What causes eating disorders in teenagers?
While most anorexia sufferers are young females with early signs of the condition emerging at the age of 16-17, eating disorders can be brought on by several factors and can affect anyone of any age or gender. However, some teenagers may be vulnerable than others if they have an existing mental health issue like anxiety or depression, a close family member who exhibits disordered eating, or have experienced bullying, trauma, or abuse. There is a lot of societal and media pressure on girls and women to be thin and fit a specific body type. If they take part in a hobby or sport where being slim is viewed as important (e.g., dancing or athletics) this may also be a contributing factor.
Speak to them
Your first step is to offer your child the opportunity to talk to you about anything that is upsetting them. They may decline the offer, but you can still encourage them to speak to another adult they trust. The important thing is that they know you are available to listen.
Find professional help
Eating disorders require professional treatment, so if you have concerns about your child, it is important to find it as soon as possible. The sooner they get the help they need, the quicker their recovery is likely to be. Your first port of call is your family doctor who will be able to provide a referral to a specialist center such as edentreatment.com for assessment and treatment.

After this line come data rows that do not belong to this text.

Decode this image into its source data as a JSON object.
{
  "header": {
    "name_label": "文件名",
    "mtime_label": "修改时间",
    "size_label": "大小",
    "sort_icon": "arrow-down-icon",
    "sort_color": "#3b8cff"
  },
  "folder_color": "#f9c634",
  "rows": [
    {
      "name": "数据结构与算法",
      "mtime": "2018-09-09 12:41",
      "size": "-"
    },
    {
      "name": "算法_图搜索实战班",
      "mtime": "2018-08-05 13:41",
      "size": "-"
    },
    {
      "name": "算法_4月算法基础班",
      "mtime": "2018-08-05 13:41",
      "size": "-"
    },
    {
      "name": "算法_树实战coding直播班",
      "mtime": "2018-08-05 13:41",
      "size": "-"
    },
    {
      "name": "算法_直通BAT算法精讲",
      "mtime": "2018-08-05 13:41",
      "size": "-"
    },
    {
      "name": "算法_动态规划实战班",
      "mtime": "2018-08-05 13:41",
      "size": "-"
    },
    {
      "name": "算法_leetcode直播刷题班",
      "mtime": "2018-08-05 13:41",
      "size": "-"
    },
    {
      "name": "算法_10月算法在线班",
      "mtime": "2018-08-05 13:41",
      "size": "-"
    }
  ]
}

Do not judge or criticize their behavior
From the outside, eating disorders can be confusing and frustrating, and this is especially true when our child, who we love and believe is beautiful inside and out, is struggling to see their own beauty. However, it is important not to minimize their issues or criticize their behavior. Let them know that their feelings are important to you.
Learn more about eating disorders
Eating disorders are complicated and can be confusing, so make it your business to find out what you can about their diagnosis as well as their personal triggers, concerns, and behaviors. This will put you in a better position to provide support and show your child that you are there for them.
Stop talking about diets, body shape, or weight
For many people, talking about the foods we eat, weight loss or gain, body shape, and diets is everyday trivial, conversation, but for children and adults with eating disorders this kind of talk can be distressing and triggering.
Eating disorders are not cured overnight, and your child will likely fall back into old eating habits on their road to recovery. The best thing you can do for them is remain positive and patient, reassuring them that they are on the right path and you are there for them.